Organisationsverschulden: Ökonomie versus Menschlichkeit
Am vergangenen Dienstag hat die zweite Zivilkammer des Landgerichts Mainz das Urteil in einem Arzthaftungsprozess verkündet. Klägerin war eine Patienten, die nach einer Operation ins Wachkoma gefallen ist. Beklagt waren eine Privatklinik, deren Leiter und Operateur sowie eine Medizinstudentin.
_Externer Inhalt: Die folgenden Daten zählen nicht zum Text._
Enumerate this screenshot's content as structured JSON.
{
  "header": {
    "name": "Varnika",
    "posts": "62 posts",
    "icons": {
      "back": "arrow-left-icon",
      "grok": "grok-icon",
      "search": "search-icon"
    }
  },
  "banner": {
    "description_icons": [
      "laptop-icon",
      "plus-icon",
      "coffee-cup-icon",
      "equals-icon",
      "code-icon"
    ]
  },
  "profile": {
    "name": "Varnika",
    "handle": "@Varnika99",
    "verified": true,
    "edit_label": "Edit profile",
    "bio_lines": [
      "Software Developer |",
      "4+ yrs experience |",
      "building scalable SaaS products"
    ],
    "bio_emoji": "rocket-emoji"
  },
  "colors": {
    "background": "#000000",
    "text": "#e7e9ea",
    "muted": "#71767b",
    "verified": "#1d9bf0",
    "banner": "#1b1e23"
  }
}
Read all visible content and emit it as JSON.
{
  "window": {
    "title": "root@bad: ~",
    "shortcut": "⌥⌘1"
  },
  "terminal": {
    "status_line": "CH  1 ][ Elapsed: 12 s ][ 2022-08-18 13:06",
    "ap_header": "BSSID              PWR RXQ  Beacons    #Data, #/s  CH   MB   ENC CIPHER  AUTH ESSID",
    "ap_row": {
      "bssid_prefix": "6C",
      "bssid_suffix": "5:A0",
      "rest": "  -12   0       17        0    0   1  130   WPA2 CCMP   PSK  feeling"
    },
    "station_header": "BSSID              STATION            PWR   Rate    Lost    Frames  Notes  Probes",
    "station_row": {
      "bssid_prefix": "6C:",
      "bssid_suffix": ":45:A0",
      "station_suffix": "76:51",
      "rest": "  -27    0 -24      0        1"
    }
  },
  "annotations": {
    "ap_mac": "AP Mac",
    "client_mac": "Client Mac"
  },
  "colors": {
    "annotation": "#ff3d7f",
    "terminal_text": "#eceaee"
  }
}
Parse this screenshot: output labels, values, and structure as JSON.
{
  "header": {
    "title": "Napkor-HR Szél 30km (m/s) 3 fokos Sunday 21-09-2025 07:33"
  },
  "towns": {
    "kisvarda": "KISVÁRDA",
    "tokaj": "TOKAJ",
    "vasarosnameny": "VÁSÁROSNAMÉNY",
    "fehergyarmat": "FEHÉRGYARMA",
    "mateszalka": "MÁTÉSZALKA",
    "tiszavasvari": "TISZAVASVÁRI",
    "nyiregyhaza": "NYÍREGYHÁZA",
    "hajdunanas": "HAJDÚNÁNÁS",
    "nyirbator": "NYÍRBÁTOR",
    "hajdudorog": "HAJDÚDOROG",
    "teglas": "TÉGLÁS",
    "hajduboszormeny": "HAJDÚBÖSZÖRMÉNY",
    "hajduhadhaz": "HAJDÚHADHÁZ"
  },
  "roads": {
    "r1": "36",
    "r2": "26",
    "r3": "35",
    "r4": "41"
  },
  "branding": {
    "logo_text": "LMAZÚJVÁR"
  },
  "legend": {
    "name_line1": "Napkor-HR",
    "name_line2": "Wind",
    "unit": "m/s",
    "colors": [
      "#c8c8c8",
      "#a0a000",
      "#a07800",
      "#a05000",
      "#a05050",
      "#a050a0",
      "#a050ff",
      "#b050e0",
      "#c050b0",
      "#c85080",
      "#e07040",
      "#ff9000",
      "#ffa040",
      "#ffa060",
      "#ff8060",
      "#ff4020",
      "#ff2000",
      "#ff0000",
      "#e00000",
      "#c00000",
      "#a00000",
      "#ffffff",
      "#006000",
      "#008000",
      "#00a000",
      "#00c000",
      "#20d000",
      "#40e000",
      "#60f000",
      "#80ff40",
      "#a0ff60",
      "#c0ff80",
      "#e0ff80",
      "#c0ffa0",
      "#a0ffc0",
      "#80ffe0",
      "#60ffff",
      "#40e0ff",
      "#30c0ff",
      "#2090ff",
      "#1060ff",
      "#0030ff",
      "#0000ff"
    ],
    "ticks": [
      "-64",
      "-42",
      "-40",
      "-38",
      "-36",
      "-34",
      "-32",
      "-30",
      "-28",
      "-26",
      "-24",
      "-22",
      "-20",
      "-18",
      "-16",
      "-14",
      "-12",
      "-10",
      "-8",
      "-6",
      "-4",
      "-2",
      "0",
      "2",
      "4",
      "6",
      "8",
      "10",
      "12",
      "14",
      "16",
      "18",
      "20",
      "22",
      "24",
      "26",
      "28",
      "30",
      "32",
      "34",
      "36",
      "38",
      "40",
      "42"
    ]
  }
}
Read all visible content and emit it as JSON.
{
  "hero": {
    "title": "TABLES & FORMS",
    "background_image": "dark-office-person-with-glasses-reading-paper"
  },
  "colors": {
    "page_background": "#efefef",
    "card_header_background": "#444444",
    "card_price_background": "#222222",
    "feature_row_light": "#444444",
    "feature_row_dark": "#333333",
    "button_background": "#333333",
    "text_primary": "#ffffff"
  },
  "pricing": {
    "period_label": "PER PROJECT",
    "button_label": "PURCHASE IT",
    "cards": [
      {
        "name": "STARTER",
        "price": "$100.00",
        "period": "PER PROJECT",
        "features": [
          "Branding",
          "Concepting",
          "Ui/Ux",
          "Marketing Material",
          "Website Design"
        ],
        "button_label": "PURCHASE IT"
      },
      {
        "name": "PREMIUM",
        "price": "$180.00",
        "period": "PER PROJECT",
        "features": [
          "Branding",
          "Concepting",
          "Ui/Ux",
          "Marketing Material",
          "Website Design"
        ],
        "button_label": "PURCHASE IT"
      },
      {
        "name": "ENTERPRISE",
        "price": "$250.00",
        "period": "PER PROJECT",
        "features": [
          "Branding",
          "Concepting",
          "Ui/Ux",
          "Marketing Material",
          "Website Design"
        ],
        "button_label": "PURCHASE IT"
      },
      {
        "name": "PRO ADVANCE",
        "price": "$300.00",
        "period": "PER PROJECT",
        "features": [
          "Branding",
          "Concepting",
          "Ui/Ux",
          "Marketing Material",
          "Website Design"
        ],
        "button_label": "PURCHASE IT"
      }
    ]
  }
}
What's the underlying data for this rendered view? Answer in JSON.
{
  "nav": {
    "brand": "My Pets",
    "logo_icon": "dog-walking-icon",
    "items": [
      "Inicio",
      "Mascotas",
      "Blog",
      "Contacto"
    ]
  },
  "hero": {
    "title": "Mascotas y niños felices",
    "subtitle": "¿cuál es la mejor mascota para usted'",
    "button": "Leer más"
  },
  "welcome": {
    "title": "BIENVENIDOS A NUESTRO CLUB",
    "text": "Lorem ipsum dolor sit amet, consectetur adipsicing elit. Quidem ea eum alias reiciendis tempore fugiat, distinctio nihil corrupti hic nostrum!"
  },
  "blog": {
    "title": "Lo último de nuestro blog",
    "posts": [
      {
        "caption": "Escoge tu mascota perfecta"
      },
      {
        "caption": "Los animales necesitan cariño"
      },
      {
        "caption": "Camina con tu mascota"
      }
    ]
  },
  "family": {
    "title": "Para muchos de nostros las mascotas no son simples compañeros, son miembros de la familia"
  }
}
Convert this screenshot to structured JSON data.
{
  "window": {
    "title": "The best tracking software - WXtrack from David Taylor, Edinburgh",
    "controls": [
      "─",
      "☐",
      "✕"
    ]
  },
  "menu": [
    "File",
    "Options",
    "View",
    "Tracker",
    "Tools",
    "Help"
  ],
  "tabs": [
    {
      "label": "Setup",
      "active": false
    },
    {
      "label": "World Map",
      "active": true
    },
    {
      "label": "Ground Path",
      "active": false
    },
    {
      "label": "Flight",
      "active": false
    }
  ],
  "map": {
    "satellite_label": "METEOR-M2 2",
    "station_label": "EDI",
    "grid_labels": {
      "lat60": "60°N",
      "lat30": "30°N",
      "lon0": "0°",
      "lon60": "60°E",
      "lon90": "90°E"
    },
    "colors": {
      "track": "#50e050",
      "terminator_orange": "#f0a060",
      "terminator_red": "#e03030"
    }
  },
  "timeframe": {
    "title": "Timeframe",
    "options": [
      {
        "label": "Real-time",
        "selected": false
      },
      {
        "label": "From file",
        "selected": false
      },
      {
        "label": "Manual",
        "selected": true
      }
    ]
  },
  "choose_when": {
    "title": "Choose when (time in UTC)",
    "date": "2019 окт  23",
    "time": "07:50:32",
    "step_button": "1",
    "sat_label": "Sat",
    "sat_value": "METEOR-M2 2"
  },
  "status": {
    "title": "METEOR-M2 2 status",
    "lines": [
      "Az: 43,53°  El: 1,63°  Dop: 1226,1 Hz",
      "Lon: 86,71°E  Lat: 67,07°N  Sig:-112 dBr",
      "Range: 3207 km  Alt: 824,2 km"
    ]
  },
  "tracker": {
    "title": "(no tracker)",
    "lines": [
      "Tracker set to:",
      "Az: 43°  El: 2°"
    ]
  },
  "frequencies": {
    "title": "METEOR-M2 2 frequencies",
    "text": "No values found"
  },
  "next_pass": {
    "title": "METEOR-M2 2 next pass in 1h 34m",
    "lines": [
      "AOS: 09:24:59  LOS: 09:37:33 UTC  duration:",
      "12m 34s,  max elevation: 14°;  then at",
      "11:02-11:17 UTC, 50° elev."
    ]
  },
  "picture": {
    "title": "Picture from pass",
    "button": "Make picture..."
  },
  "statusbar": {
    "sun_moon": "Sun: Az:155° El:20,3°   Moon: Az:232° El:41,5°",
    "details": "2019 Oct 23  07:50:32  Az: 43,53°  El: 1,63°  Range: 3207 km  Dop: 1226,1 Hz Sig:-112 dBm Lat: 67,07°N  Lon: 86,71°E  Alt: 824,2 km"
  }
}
Der Fall: Die Klägerin sollte nach einer Operation in Vollnarkose noch ein bis zwei Tage in der Privatklinik bleiben, in der sie operiert worden war. Einzige Nachtwache in der Abteilung war eine Medizinstudentin im 10. Semester. Nachdem die Klägerin sich mehrfach übergeben hatte, schaute die Studentin in die Medikamentenliste des Anästhesisten und fand dort nicht nur ein Medikament gegen Übelkeit, sondern auch den Eintrag „Infusionsreste aus OP i.v.“.
Sie entschied sich, die angebrochene Infusion zu verabreichen, die ein Etikett mit der Aufschrift „NaCl“ trug. In der Flasche befand sich jedoch nicht nur die Kochsalzlösung, sondern auch ein Narkosemittel. Daraufhin kam es bei der Klägerin zu einem Atem- und Kreislaufstillstand. Der herbeigerufene Notarzt konnte sie zwar reanimieren, doch liegt die Klägerin seitdem mit irreversiblen Hirnschäden im Wachkoma.
Urteilsbegründung „Organisationsverschulden“
Der Urteilsbegründung liegt u.a. ein Organisationsverschulden zu Grunde. Strukturelle Probleme in der Organisation der Klinik, so das Gericht, hätten die Fehler bei der Nachbehandlung verursacht.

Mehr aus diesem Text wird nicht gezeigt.